Novel Treatments And Trials

Martin Metz from Berlin, Germany presented the results of a phase 1b study on the use of barzolvolimab, an anti-KIT antibody that reduces skin mast cells, for the treatment of PN. A single dose was overall well-tolerated with clinically meaningful improvements in itch and healing of PN lesions at 8 weeks. These data support that mast cells play an important pathophysiological role in PN. Further research on barzolvolimab for the treatment of PN is indicated.

Tyler Beck from the Medical University of South Carolina sought to expand the clinical applicability of kappa-opioid agonists (KOAs) with an extended-release product. A peripherally selective peptidic KOA TP-2021 subdermal implant was comparable with intravenous (IV) difelikefalin and achieved supratherapeutic plasma drug levels in mice. These results suggest that a single administration of TP-2021 could potentially avoid the need for IV or frequent oral administration of difelikefalin.

Shelly Leibman Barak from Kamari Pharma in Israel presented results from a multicenter, phase 1b study in Germany that evaluated the safety and tolerability of KM-001, a novel selective TRPV3 inhibitor, in patients with lichen simplex chronicus itch.

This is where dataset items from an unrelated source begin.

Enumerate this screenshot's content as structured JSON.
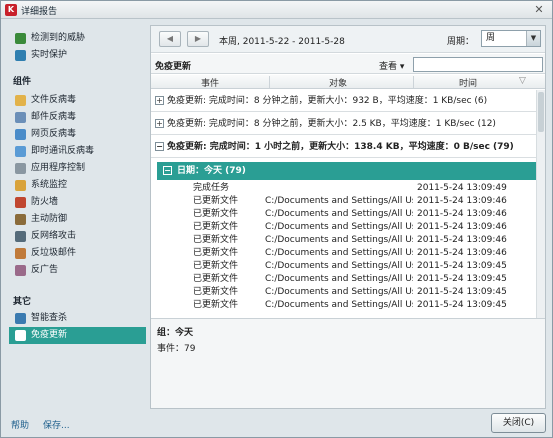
{
  "window": {
    "title": "详细报告",
    "close_glyph": "✕",
    "app_glyph": "K"
  },
  "sidebar": {
    "top_items": [
      {
        "label": "检测到的威胁",
        "icon": "shield-icon",
        "color": "#3a8a3a"
      },
      {
        "label": "实时保护",
        "icon": "shield-icon",
        "color": "#2f7fb0"
      }
    ],
    "components_header": "组件",
    "components": [
      {
        "label": "文件反病毒",
        "icon": "folder-icon",
        "color": "#e2b24a"
      },
      {
        "label": "邮件反病毒",
        "icon": "mail-icon",
        "color": "#6b8fb8"
      },
      {
        "label": "网页反病毒",
        "icon": "globe-icon",
        "color": "#4a8cc9"
      },
      {
        "label": "即时通讯反病毒",
        "icon": "chat-icon",
        "color": "#5a9bd5"
      },
      {
        "label": "应用程序控制",
        "icon": "filter-icon",
        "color": "#8a97a1"
      },
      {
        "label": "系统监控",
        "icon": "monitor-icon",
        "color": "#d9a33b"
      },
      {
        "label": "防火墙",
        "icon": "firewall-icon",
        "color": "#c0462f"
      },
      {
        "label": "主动防御",
        "icon": "shield-icon",
        "color": "#8a6b3a"
      },
      {
        "label": "反网络攻击",
        "icon": "network-icon",
        "color": "#556b7a"
      },
      {
        "label": "反垃圾邮件",
        "icon": "spam-icon",
        "color": "#c07a3a"
      },
      {
        "label": "反广告",
        "icon": "ad-icon",
        "color": "#9a6a8a"
      }
    ],
    "other_header": "其它",
    "other": [
      {
        "label": "智能查杀",
        "icon": "scan-icon",
        "color": "#3a7ab0",
        "active": false
      },
      {
        "label": "免疫更新",
        "icon": "update-icon",
        "color": "#2a9e94",
        "active": true
      }
    ]
  },
  "toolbar": {
    "back_glyph": "◀",
    "forward_glyph": "▶",
    "period_text": "本周, 2011-5-22 - 2011-5-28",
    "period_label": "周期：",
    "period_value": "周",
    "select_arrow": "▼"
  },
  "section": {
    "title": "免疫更新",
    "view_label": "查看 ▾"
  },
  "columns": {
    "event": "事件",
    "object": "对象",
    "time": "时间",
    "sort_glyph": "▽"
  },
  "groups": [
    {
      "label": "免疫更新: 完成时间：8 分钟之前，更新大小：932 B，平均速度：1 KB/sec (6)",
      "expander": "+",
      "bold": false
    },
    {
      "label": "免疫更新: 完成时间：8 分钟之前，更新大小：2.5 KB，平均速度：1 KB/sec (12)",
      "expander": "+",
      "bold": false
    },
    {
      "label": "免疫更新: 完成时间：1 小时之前，更新大小：138.4 KB，平均速度：0 B/sec (79)",
      "expander": "−",
      "bold": true
    }
  ],
  "date_group": {
    "label": "日期：今天 (79)",
    "expander": "−"
  },
  "rows": [
    {
      "event": "完成任务",
      "object": "",
      "time": "2011-5-24 13:09:49"
    },
    {
      "event": "已更新文件",
      "object": "C:/Documents and Settings/All Users/...",
      "time": "2011-5-24 13:09:46"
    },
    {
      "event": "已更新文件",
      "object": "C:/Documents and Settings/All Users/...",
      "time": "2011-5-24 13:09:46"
    },
    {
      "event": "已更新文件",
      "object": "C:/Documents and Settings/All Users/...",
      "time": "2011-5-24 13:09:46"
    },
    {
      "event": "已更新文件",
      "object": "C:/Documents and Settings/All Users/...",
      "time": "2011-5-24 13:09:46"
    },
    {
      "event": "已更新文件",
      "object": "C:/Documents and Settings/All Users/...",
      "time": "2011-5-24 13:09:46"
    },
    {
      "event": "已更新文件",
      "object": "C:/Documents and Settings/All Users/...",
      "time": "2011-5-24 13:09:45"
    },
    {
      "event": "已更新文件",
      "object": "C:/Documents and Settings/All Users/...",
      "time": "2011-5-24 13:09:45"
    },
    {
      "event": "已更新文件",
      "object": "C:/Documents and Settings/All Users/...",
      "time": "2011-5-24 13:09:45"
    },
    {
      "event": "已更新文件",
      "object": "C:/Documents and Settings/All Users/...",
      "time": "2011-5-24 13:09:45"
    }
  ],
  "details": {
    "group": "组：今天",
    "events": "事件：79"
  },
  "footer": {
    "help": "帮助",
    "save": "保存...",
    "close": "关闭(C)"
  }
}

KM-001 demonstrated a favorable safety profile, and preliminary efficacy data showed a dose–response relationship, with pruritus reduction in females but not in males.

A session dedicated to itch in systemic diseases led by Andreas Kremer from Zurich and Cynthia Levy from Miami mainly focused on cholestatic itch. Binita Kamath from the Hospital for Sick Children in Toronto discussed the efficacy of ileal bile acid transporter (IBAT) inhibitors in treating childhood hepatic itch. Notably, 84% of patients with Alagille syndrome treated with IBAT inhibitor, maralixibat, experienced a meaningful itch reduction. She emphasized that IBAT inhibitors may even prevent or delay liver transplantation in these patients.

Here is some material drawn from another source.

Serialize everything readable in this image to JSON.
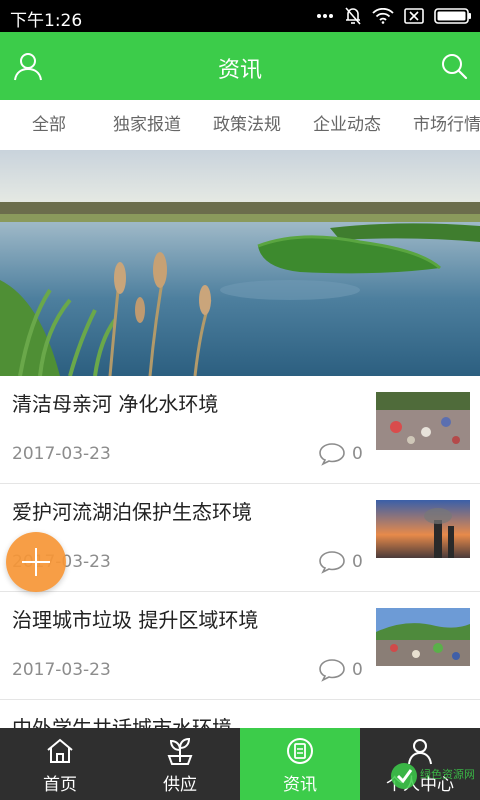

Kosuke Matsuda from the University of Toyama in Japan presented the novel gabapentinoid, mirogabalin, and its effect on itch in an AD mouse model. Mirogabalin acted on the ⍺2δ-1 subunit of voltage-gated calcium channel in the spinal dorsal horn, suggesting an antipruritic effect on chronic itch in AD. Thus, mirogabalin may be an effective treatment for human AD.

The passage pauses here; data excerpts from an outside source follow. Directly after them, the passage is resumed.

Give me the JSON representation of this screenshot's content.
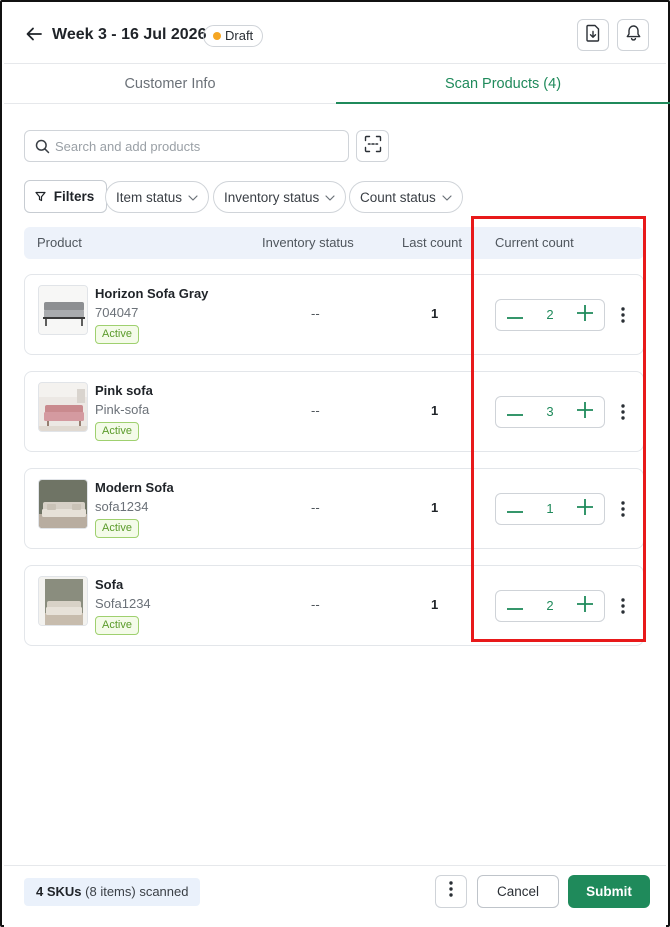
{
  "header": {
    "title": "Week 3 - 16 Jul 2026",
    "status_badge": "Draft",
    "status_color": "#f5a623"
  },
  "tabs": [
    {
      "label": "Customer Info",
      "active": false
    },
    {
      "label": "Scan Products (4)",
      "active": true
    }
  ],
  "search": {
    "placeholder": "Search and add products",
    "value": ""
  },
  "filters": {
    "filters_label": "Filters",
    "item_status": "Item status",
    "inventory_status": "Inventory status",
    "count_status": "Count status"
  },
  "table": {
    "columns": {
      "product": "Product",
      "inventory_status": "Inventory status",
      "last_count": "Last count",
      "current_count": "Current count"
    },
    "rows": [
      {
        "name": "Horizon Sofa Gray",
        "sku": "704047",
        "status": "Active",
        "inventory": "--",
        "last_count": "1",
        "current_count": "2"
      },
      {
        "name": "Pink sofa",
        "sku": "Pink-sofa",
        "status": "Active",
        "inventory": "--",
        "last_count": "1",
        "current_count": "3"
      },
      {
        "name": "Modern Sofa",
        "sku": "sofa1234",
        "status": "Active",
        "inventory": "--",
        "last_count": "1",
        "current_count": "1"
      },
      {
        "name": "Sofa",
        "sku": "Sofa1234",
        "status": "Active",
        "inventory": "--",
        "last_count": "1",
        "current_count": "2"
      }
    ]
  },
  "footer": {
    "skus": "4 SKUs",
    "items": "(8 items) scanned",
    "cancel_label": "Cancel",
    "submit_label": "Submit"
  },
  "colors": {
    "accent": "#1f8a5b",
    "highlight": "#e8191a",
    "active_badge": "#5a9b2a"
  }
}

We are looking forward to the next WCI meeting chaired by Elke Weisshaar from Germany in October 2025.

Ethics Statement

This article did not involve human or animal studies and thus did not have an informed consent process.

ORCIDs

Gil Yosipovitch: http://orcid.org/0000-0001-6303-1822

Sarah G. Brooks: http://orcid.org/0009-0008-1015-1159

Rami H. Mahmoud: http://orcid.org/0000-0002-9322-7030

Conflict of Interest

GY has received grants from Sanofi, Regeneron Pharmaceuticals, Pfizer, Escient Health, Novartis, Eli Lilly, Celldex, and Kiniksa Pharmaceuticals. He is or has been an advisory board member for Abbvie, Escient Health, Eli Lilly, Galderma, LEO Pharma, Novartis, Pfizer, Pierre Fabre, Regeneron Pharmaceuticals, Sanofi, Trevitherapeutics, Vifor, Kamari, and GSK. The remaining authors state no conflict of interest.